2. Voluntary Participation & Modification
I acknowledge that I am a voluntary participant. While the instructor may offer physical adjustments, I am responsible for listening to my body and choosing modifications as needed. I understand that diverting from the instructor's specific safety guidance is done at my own risk.
3. Comprehensive Release & Indemnification
In consideration of being allowed to participate, I, on behalf of myself and my heirs, hereby release and hold harmlessYOGA AND PILATES WITH MAXINE LLC and PILATES IN THE PARK CLE LLC, and Maxine Mayer-Mack personally, from any and all liability for personal injury or property loss.
Indemnification: I agree to indemnify (pay for legal costs) the Released Parties if any claim is brought by me or on my behalf regarding my participation.

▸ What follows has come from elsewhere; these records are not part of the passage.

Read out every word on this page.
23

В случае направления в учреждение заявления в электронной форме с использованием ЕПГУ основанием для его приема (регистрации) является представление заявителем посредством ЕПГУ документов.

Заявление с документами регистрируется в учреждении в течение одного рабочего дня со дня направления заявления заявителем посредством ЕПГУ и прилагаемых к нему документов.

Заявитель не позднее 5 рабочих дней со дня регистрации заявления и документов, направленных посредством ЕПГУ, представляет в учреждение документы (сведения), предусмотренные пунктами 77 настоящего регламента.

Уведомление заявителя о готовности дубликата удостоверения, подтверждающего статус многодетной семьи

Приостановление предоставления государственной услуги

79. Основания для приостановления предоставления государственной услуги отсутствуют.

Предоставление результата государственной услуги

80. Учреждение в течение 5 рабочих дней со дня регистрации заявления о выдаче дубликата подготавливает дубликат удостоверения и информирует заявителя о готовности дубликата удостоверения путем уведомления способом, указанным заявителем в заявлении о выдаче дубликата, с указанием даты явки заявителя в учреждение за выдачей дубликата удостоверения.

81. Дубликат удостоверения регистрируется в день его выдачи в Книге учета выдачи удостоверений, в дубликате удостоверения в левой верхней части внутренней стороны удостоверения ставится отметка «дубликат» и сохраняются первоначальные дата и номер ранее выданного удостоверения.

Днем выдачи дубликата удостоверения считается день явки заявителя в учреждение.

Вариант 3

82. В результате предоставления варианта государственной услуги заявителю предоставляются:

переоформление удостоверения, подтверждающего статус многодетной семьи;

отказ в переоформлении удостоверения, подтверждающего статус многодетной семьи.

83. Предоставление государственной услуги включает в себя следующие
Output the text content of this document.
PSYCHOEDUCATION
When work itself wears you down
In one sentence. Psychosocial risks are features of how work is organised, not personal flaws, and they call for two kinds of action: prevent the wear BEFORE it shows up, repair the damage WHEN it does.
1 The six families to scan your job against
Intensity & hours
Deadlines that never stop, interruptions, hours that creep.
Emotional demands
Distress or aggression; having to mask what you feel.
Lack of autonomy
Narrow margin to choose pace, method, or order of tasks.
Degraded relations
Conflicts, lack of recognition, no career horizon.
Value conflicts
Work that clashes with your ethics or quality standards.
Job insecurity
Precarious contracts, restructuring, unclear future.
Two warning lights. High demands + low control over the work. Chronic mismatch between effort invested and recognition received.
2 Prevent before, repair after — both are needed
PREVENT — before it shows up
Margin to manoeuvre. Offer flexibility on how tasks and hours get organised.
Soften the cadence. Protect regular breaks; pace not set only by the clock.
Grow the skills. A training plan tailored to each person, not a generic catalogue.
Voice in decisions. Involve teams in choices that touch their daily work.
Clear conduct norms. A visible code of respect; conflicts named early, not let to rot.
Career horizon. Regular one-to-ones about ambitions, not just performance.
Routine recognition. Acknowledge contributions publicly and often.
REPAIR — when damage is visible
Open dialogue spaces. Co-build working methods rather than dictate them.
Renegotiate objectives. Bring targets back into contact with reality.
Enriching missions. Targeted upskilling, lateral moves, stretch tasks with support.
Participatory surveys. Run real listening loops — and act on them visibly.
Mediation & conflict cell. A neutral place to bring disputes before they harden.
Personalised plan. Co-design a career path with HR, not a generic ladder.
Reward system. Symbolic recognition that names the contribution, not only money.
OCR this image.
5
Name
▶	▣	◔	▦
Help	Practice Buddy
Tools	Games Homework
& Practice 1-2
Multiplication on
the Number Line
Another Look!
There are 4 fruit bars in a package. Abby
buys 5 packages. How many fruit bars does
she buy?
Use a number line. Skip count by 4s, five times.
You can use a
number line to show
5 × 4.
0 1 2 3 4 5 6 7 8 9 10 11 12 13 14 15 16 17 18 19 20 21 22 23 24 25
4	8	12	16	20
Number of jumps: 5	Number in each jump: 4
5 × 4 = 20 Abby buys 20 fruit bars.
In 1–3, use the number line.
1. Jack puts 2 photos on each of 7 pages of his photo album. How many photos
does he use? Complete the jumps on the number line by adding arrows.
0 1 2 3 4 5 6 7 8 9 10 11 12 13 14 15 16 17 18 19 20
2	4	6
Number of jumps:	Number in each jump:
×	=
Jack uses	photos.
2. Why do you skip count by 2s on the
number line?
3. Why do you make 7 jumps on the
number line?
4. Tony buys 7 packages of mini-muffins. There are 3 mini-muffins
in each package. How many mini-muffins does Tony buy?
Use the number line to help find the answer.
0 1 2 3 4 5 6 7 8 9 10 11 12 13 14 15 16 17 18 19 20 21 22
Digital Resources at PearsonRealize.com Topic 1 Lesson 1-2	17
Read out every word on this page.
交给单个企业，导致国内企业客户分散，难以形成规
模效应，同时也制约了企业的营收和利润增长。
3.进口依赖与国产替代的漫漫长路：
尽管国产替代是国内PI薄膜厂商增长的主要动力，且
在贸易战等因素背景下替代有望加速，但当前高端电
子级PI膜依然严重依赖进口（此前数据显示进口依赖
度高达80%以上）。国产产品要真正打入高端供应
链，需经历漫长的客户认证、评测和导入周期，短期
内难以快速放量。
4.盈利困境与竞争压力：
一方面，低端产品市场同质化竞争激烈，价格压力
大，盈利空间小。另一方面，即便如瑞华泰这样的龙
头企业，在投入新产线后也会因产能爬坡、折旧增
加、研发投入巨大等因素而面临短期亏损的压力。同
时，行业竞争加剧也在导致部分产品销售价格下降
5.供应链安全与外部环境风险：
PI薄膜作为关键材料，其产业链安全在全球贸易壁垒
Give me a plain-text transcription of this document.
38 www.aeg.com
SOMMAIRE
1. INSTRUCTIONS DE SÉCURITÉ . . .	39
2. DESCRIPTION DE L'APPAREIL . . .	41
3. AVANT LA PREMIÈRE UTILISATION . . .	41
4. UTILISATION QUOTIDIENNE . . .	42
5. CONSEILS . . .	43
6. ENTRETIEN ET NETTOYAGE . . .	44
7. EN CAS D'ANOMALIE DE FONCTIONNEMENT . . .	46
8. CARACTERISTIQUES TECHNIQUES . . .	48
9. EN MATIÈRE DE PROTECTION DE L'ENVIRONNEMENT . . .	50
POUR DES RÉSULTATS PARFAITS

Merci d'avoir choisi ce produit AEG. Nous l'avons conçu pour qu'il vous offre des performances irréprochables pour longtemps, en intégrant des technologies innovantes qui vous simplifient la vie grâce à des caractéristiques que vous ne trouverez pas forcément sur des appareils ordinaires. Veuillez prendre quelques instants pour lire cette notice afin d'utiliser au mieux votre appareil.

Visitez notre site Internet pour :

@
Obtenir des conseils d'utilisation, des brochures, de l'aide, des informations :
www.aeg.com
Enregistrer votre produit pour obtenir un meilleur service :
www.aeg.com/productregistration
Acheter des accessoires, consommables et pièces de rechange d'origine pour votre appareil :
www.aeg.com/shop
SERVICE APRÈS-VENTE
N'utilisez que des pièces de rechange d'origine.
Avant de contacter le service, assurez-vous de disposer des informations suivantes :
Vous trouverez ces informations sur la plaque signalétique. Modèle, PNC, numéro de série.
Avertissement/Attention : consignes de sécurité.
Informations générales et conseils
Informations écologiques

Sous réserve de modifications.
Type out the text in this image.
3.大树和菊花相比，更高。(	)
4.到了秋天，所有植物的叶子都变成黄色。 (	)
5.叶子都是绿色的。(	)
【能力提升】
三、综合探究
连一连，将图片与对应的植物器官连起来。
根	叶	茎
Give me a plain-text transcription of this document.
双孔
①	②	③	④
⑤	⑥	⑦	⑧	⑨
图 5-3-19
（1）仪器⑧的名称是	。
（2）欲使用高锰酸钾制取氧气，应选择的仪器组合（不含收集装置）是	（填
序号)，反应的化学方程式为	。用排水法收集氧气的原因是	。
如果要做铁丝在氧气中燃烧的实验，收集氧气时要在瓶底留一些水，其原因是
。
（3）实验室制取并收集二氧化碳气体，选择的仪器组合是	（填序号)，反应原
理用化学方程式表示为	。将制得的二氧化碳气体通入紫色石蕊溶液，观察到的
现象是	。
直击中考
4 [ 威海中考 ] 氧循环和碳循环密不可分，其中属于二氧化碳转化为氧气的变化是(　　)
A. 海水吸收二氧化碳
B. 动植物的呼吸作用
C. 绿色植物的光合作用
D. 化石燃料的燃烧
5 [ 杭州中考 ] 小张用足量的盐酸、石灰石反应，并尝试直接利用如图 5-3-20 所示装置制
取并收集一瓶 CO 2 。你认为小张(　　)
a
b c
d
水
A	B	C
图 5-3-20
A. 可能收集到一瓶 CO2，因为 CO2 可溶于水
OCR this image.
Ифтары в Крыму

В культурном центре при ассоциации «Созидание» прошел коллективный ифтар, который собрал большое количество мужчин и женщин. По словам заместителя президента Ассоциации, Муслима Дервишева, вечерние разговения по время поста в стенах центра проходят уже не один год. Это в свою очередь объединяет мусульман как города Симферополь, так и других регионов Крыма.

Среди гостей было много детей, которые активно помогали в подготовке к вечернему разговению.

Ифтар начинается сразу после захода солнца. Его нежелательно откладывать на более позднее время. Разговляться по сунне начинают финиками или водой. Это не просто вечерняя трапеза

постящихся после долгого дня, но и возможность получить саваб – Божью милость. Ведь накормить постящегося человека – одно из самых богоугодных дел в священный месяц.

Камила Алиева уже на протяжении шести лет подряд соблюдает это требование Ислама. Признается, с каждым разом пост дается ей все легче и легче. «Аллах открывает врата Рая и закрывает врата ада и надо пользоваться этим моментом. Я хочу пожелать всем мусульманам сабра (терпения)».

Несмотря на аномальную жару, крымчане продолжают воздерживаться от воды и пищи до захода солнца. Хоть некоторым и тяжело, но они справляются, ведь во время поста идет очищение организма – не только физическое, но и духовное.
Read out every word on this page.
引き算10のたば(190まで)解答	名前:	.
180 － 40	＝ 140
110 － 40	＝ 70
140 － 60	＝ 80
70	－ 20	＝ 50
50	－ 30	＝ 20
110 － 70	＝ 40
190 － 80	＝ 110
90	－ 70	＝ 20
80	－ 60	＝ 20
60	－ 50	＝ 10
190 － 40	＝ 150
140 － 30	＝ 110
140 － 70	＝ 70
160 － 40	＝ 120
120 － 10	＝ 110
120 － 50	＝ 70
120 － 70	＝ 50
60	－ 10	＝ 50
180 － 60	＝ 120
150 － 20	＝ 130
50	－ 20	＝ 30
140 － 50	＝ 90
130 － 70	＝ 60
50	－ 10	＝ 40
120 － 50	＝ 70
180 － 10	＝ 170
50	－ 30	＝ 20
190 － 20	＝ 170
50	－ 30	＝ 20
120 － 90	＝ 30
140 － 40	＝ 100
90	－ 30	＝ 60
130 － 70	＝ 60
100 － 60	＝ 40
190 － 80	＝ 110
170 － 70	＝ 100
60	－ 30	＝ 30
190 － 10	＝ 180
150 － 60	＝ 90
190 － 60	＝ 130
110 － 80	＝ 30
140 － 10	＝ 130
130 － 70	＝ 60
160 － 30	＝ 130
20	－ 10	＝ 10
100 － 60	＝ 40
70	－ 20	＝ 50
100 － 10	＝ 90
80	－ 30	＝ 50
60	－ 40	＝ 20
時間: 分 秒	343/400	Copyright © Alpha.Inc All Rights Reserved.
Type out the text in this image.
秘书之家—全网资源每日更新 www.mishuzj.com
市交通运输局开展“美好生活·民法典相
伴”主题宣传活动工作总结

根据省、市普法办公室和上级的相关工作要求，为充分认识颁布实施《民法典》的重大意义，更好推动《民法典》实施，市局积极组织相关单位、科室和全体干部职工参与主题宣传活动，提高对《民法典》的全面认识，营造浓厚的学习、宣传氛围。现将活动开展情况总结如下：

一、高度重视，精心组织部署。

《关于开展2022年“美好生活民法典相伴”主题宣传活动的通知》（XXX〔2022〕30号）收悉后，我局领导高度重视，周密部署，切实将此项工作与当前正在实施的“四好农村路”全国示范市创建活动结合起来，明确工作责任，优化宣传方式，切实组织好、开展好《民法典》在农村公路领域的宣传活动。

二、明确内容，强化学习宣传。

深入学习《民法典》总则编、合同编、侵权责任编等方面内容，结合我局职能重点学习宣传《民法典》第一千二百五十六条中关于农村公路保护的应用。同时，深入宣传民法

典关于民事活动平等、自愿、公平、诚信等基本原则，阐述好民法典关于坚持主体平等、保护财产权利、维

4. Emergency Medical Authorization
In the event of an emergency, I authorize Maxine Mayer-Mack to seek medical treatment or transportation to a hospital/urgent care facility on my behalf. I accept full financial responsibility for such medical services.
5. Media & Privacy
I grant permission for the use of my image in promotional materials (photo/video). I agree to respect the privacy of others and will not record other students without their express consent.
6. Ohio Governing Law & Severability
This agreement is governed by Ohio law. If any part of this waiver is held invalid by a court, all other sections shall remain in full legal force.